Last modified: 2/22/2016 11:05:33 AM
If the calls are growing for greater transparency — let’s make that honesty — regarding the Northeast Energy Direct pipeline proposal and who will benefit from an enlarged natural gas supply, it’s because more and more people are connecting the dots as the companies involved race to get permits and permissions.
This time it was U.S. Sen. Edward Markey, Massachusetts’ junior senator, who is the latest to call into question what’s driving for the pipeline proposal.
“The ultimate goal of some natural gas pipeline proposals being made in New England is not to help our residents with expanded infrastructure but to use New England as a throughway to export U.S. natural gas to Canada and ultimately to overseas markets,” Markey said last Friday in a release reacting to a Department of Energy decision that opens a flow of natural gas for export. “The companies who are proposing these pipeline projects need to be fully forthcoming about the ultimate fate of the gas that would be transported through these pipelines in order for these proposals to be examined in their entirety.”
Opponents have questioned the motives for building this pipeline, which would bring fracked gas from Pennsylvania to Dracut along a route that cuts across a number of communities in Berkshire and Franklin counties.

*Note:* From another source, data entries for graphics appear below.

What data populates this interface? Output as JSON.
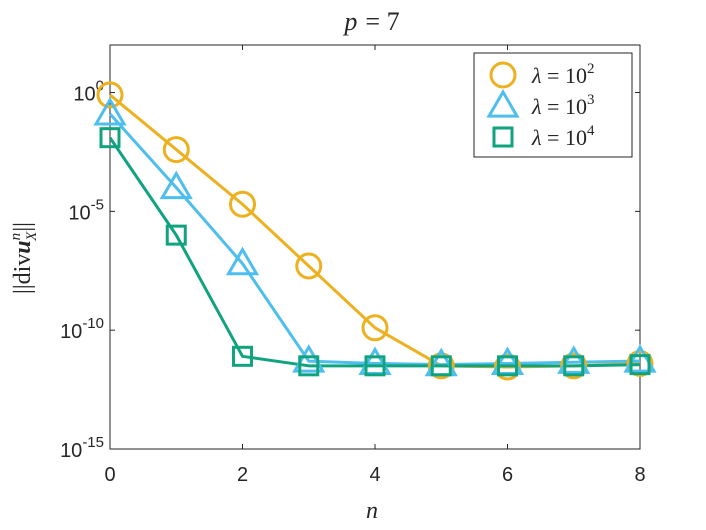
{
  "chart_data": {
    "type": "line",
    "title_lhs": "p",
    "title_eq": "= 7",
    "xlabel": "n",
    "ylabel": "||div u_X^n||",
    "x": [
      0,
      1,
      2,
      3,
      4,
      5,
      6,
      7,
      8
    ],
    "xlim": [
      0,
      8
    ],
    "xticks": [
      0,
      2,
      4,
      6,
      8
    ],
    "xtick_labels": [
      "0",
      "2",
      "4",
      "6",
      "8"
    ],
    "yscale": "log",
    "ylim_exp": [
      -15,
      2
    ],
    "yticks_exp": [
      0,
      -5,
      -10,
      -15
    ],
    "ytick_base": "10",
    "ytick_exps": [
      "0",
      "-5",
      "-10",
      "-15"
    ],
    "legend_position": "top-right",
    "grid": false,
    "series": [
      {
        "name": "λ = 10^2",
        "legend_lhs": "λ = 10",
        "legend_exp": "2",
        "color": "#EDB120",
        "marker": "circle",
        "log10_values": [
          -0.1,
          -2.4,
          -4.7,
          -7.3,
          -9.9,
          -11.5,
          -11.55,
          -11.5,
          -11.4
        ]
      },
      {
        "name": "λ = 10^3",
        "legend_lhs": "λ = 10",
        "legend_exp": "3",
        "color": "#4DBEEE",
        "marker": "triangle",
        "log10_values": [
          -0.9,
          -4.0,
          -7.2,
          -11.3,
          -11.4,
          -11.45,
          -11.4,
          -11.35,
          -11.3
        ]
      },
      {
        "name": "λ = 10^4",
        "legend_lhs": "λ = 10",
        "legend_exp": "4",
        "color": "#10A37F",
        "marker": "square",
        "log10_values": [
          -1.9,
          -6.0,
          -11.1,
          -11.5,
          -11.5,
          -11.5,
          -11.5,
          -11.5,
          -11.45
        ]
      }
    ]
  },
  "colors": {
    "axis": "#262626",
    "background": "#ffffff"
  }
}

They have dismissed the public stance taken by Tennessee Gas Co., the pipeline builder and its parent company, Kinder Morgan, that the project serves New England and its energy needs.
Instead, they say the natural gas is intended for markets outside the United States — a possibility that Kinder Morgan has mostly been silent on.

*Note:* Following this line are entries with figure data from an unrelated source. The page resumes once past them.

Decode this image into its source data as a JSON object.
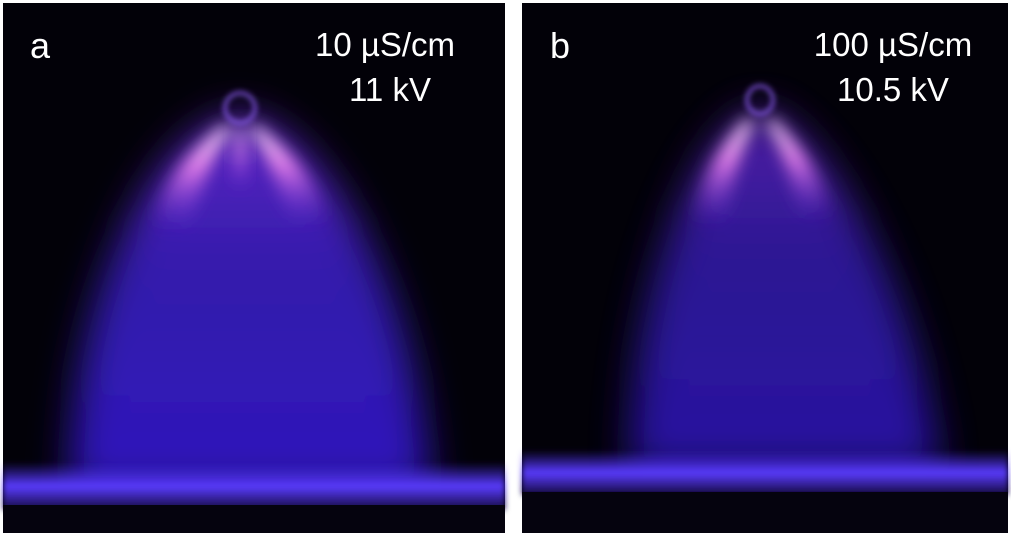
{
  "panels": [
    {
      "label": "a",
      "conductivity": "10 µS/cm",
      "voltage": "11 kV"
    },
    {
      "label": "b",
      "conductivity": "100 µS/cm",
      "voltage": "10.5 kV"
    }
  ]
}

With his long record on protecting the environment, Markey has taken the stance — and rightly — that federal agencies and departments need to look at a bigger picture when it comes to such projects, instead of piecemeal approvals that run counter to the public interest. It’s why last year he reintroduced legislation that would require the U.S. Department of Energy to consider several factors before approving natural gas exports.
“Instead of rushing to send our American natural gas to the highest bidder, we should first carefully determine whether it is in our best economic and national security interests to do so,” Markey said last year.
A year later, he’s sounding the alarm about the Department of Energy’s recent OK allowing two Canadian export terminals, Bear Head LNG and Pieridae LNG, to export U.S. natural gas for liquefaction and to re-export it overseas by using the existing Maritimes and Northeast Pipeline, which flows from Canada down into New England.
“If we allow natural gas to be exported out of New England to foreign markets, it will only add to the hardship our consumers are facing from high prices and link us to higher-priced international markets. That would be a disaster for our consumers and our region,” Markey said. “DOE hasn’t met a natural gas export application it can say ‘no’ to if it’s willing to approve natural gas exports out of New England, a region where we have seen price spikes and capacity constraints in recent years.”
By not evaluating proposals like Northeast Energy Direct from different angles — beyond the interests of private companies — the government is failing to provide balance in the process and may miss the true public interest.
Markey and others in Congress need to continue to pressure the DOE and others to see the big picture and how the dots connect.